Daher soll die Diagnose einer HWI bei geriatrischen Patienten nicht allein auf Basis eines positiven Teststreifens gestellt werden. Neben typischen Symptomen sowie mikrobiologischen und laborchemischen Befunden sollen auch untypische Symptome, eine veränderte Vigilanz und die Flüssigkeits- und Nahrungsaufnahme berücksichtigt werden.

Auch die Therapie kann bei älteren Menschen herausfordernd sein. Der Körper resorbiert Wirkstoffe im Alter oft nicht mehr optimal, und die Funktion von Organen wie Leber oder Niere lässt nach, was die Wirkung der Arzneimittel beeinträchtigen kann. Zudem kann die Therapietreue eingeschränkt sein, und Aufenthalte in Kliniken oder Heimen erhöhen das Risiko für Infektionen mit antibiotikaresistenten Keimen.

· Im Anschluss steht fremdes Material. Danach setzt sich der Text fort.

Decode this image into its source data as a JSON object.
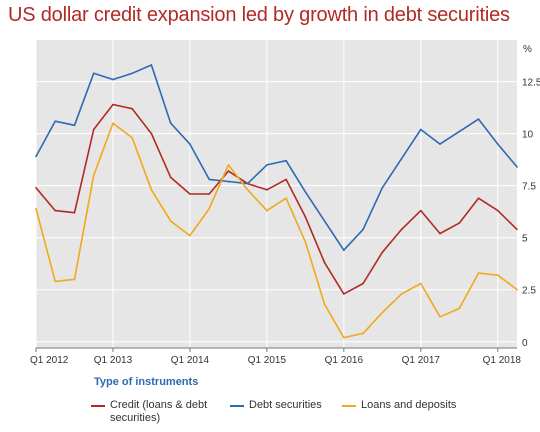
{
  "chart_data": {
    "type": "line",
    "title": "US dollar credit expansion led by growth in debt securities",
    "y_unit": "%",
    "x": [
      "Q1 2012",
      "Q2 2012",
      "Q3 2012",
      "Q4 2012",
      "Q1 2013",
      "Q2 2013",
      "Q3 2013",
      "Q4 2013",
      "Q1 2014",
      "Q2 2014",
      "Q3 2014",
      "Q4 2014",
      "Q1 2015",
      "Q2 2015",
      "Q3 2015",
      "Q4 2015",
      "Q1 2016",
      "Q2 2016",
      "Q3 2016",
      "Q4 2016",
      "Q1 2017",
      "Q2 2017",
      "Q3 2017",
      "Q4 2017",
      "Q1 2018",
      "Q2 2018"
    ],
    "x_tick_labels": [
      "Q1 2012",
      "Q1 2013",
      "Q1 2014",
      "Q1 2015",
      "Q1 2016",
      "Q1 2017",
      "Q1 2018"
    ],
    "y_ticks": [
      "0",
      "2.5",
      "5",
      "7.5",
      "10",
      "12.5"
    ],
    "ylim": [
      -0.3,
      14.5
    ],
    "grid": true,
    "legend_title": "Type of instruments",
    "legend_position": "bottom",
    "series": [
      {
        "name": "Credit (loans & debt securities)",
        "color": "#b22a24",
        "values": [
          7.4,
          6.3,
          6.2,
          10.2,
          11.4,
          11.2,
          10.0,
          7.9,
          7.1,
          7.1,
          8.2,
          7.6,
          7.3,
          7.8,
          6.0,
          3.8,
          2.3,
          2.8,
          4.3,
          5.4,
          6.3,
          5.2,
          5.7,
          6.9,
          6.3,
          5.4
        ]
      },
      {
        "name": "Debt securities",
        "color": "#2e6ab1",
        "values": [
          8.9,
          10.6,
          10.4,
          12.9,
          12.6,
          12.9,
          13.3,
          10.5,
          9.5,
          7.8,
          7.7,
          7.6,
          8.5,
          8.7,
          7.2,
          5.8,
          4.4,
          5.4,
          7.4,
          8.8,
          10.2,
          9.5,
          10.1,
          10.7,
          9.5,
          8.4
        ]
      },
      {
        "name": "Loans and deposits",
        "color": "#f0a91c",
        "values": [
          6.4,
          2.9,
          3.0,
          8.0,
          10.5,
          9.8,
          7.3,
          5.8,
          5.1,
          6.4,
          8.5,
          7.3,
          6.3,
          6.9,
          4.8,
          1.8,
          0.2,
          0.4,
          1.4,
          2.3,
          2.8,
          1.2,
          1.6,
          3.3,
          3.2,
          2.5
        ]
      }
    ]
  }
}
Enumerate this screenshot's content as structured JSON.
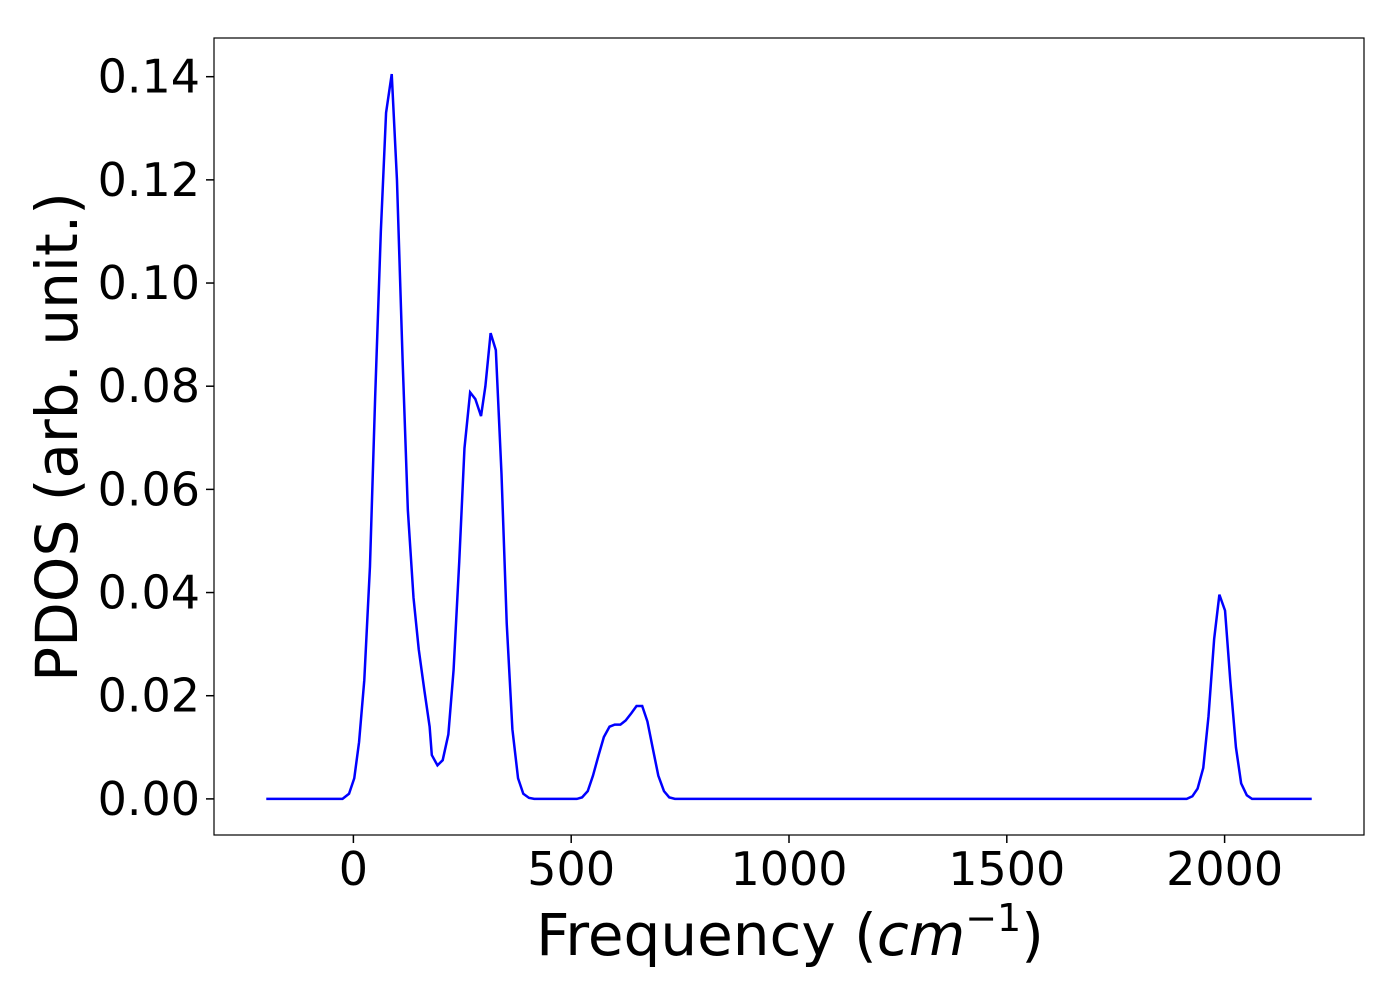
{
  "chart_data": {
    "type": "line",
    "x_label": "Frequency (",
    "x_label_math": "cm",
    "x_label_sup": "−1",
    "x_label_end": ")",
    "y_label": "PDOS (arb. unit.)",
    "x": [
      -200,
      -25,
      -10,
      2,
      13,
      25,
      38,
      50,
      63,
      75,
      88,
      100,
      113,
      125,
      138,
      150,
      163,
      175,
      180,
      193,
      205,
      218,
      230,
      243,
      255,
      268,
      280,
      293,
      303,
      315,
      327,
      340,
      352,
      365,
      378,
      390,
      403,
      415,
      513,
      525,
      538,
      550,
      563,
      575,
      588,
      600,
      613,
      625,
      638,
      650,
      663,
      675,
      688,
      700,
      713,
      725,
      738,
      1913,
      1926,
      1938,
      1951,
      1963,
      1976,
      1988,
      2001,
      2013,
      2026,
      2038,
      2051,
      2063,
      2200
    ],
    "series": [
      {
        "name": "PDOS",
        "color": "#0000ff",
        "values": [
          0,
          0,
          0.001,
          0.004,
          0.011,
          0.023,
          0.045,
          0.078,
          0.11,
          0.133,
          0.1405,
          0.12,
          0.085,
          0.056,
          0.039,
          0.029,
          0.021,
          0.014,
          0.0085,
          0.0065,
          0.0075,
          0.0125,
          0.025,
          0.046,
          0.068,
          0.0788,
          0.0775,
          0.0742,
          0.08,
          0.0903,
          0.087,
          0.063,
          0.034,
          0.0135,
          0.004,
          0.001,
          0.0002,
          0,
          0,
          0.0003,
          0.0015,
          0.0045,
          0.0085,
          0.012,
          0.014,
          0.0144,
          0.0144,
          0.0152,
          0.0166,
          0.018,
          0.018,
          0.015,
          0.0095,
          0.0045,
          0.0015,
          0.0003,
          0,
          0,
          0.0005,
          0.002,
          0.006,
          0.016,
          0.031,
          0.0396,
          0.0365,
          0.023,
          0.01,
          0.003,
          0.0007,
          0,
          0
        ]
      }
    ],
    "xlim": [
      -320,
      2320
    ],
    "ylim": [
      -0.007,
      0.1475
    ],
    "xticks": [
      0,
      500,
      1000,
      1500,
      2000
    ],
    "yticks": [
      {
        "value": 0,
        "label": "0.00"
      },
      {
        "value": 0.02,
        "label": "0.02"
      },
      {
        "value": 0.04,
        "label": "0.04"
      },
      {
        "value": 0.06,
        "label": "0.06"
      },
      {
        "value": 0.08,
        "label": "0.08"
      },
      {
        "value": 0.1,
        "label": "0.10"
      },
      {
        "value": 0.12,
        "label": "0.12"
      },
      {
        "value": 0.14,
        "label": "0.14"
      }
    ],
    "grid": false
  }
}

»Eine akute unkomplizierte Zystitis kann bei geriatrischen Patienten in gleicher Weise (Auswahl des Antibiotikums und Therapiedauer) behandelt werden wie Harninfektionen bei anderen Patientengruppen, wenn keine weiteren komplizierten Aspekte hinzukommen«, empfehlen die Leitlinienautoren. Für eine antibiotische Langzeitprophylaxe bei geriatrischen Frauen können Trimethoprim mit und ohne Sulfamethoxazol oder Nitrofurantoin in niedriger Dosis eingesetzt werden, sofern die Kontraindikationen gemäß der Priscus-Liste 2.0 beachtet werden und die Medikation regelmäßig hinsichtlich Nebenwirkungen überprüft wird. Diese Priscus-Liste führt potenziell inadäquate Arzneistoffe für alte Menschen auf.

Neu: die Patienteninformation Blasenentzündung

Eine weitere Neuerung betrifft die Neueinführung einer »Patienteninformation Blasenentzündung«. Sie überträgt die Empfehlungen der S3-Leitlinie in eine laiengerechte Sprache und informiert über Entstehung, Diagnose, Behandlung und Prävention der HWI. Diese Information soll Patienten helfen, die Symptome besser zu verstehen und frühzeitig zu erkennen. Zudem werden nicht medikamentöse Maßnahmen und rezeptfreie Phytopharmaka vorgestellt, die zur Linderung beitragen können. Die Patienteninformation klärt auch über den verantwortungsvollen Umgang mit Antibiotika auf und betont die Bedeutung der Prävention, um wiederkehrende Infektionen zu vermeiden.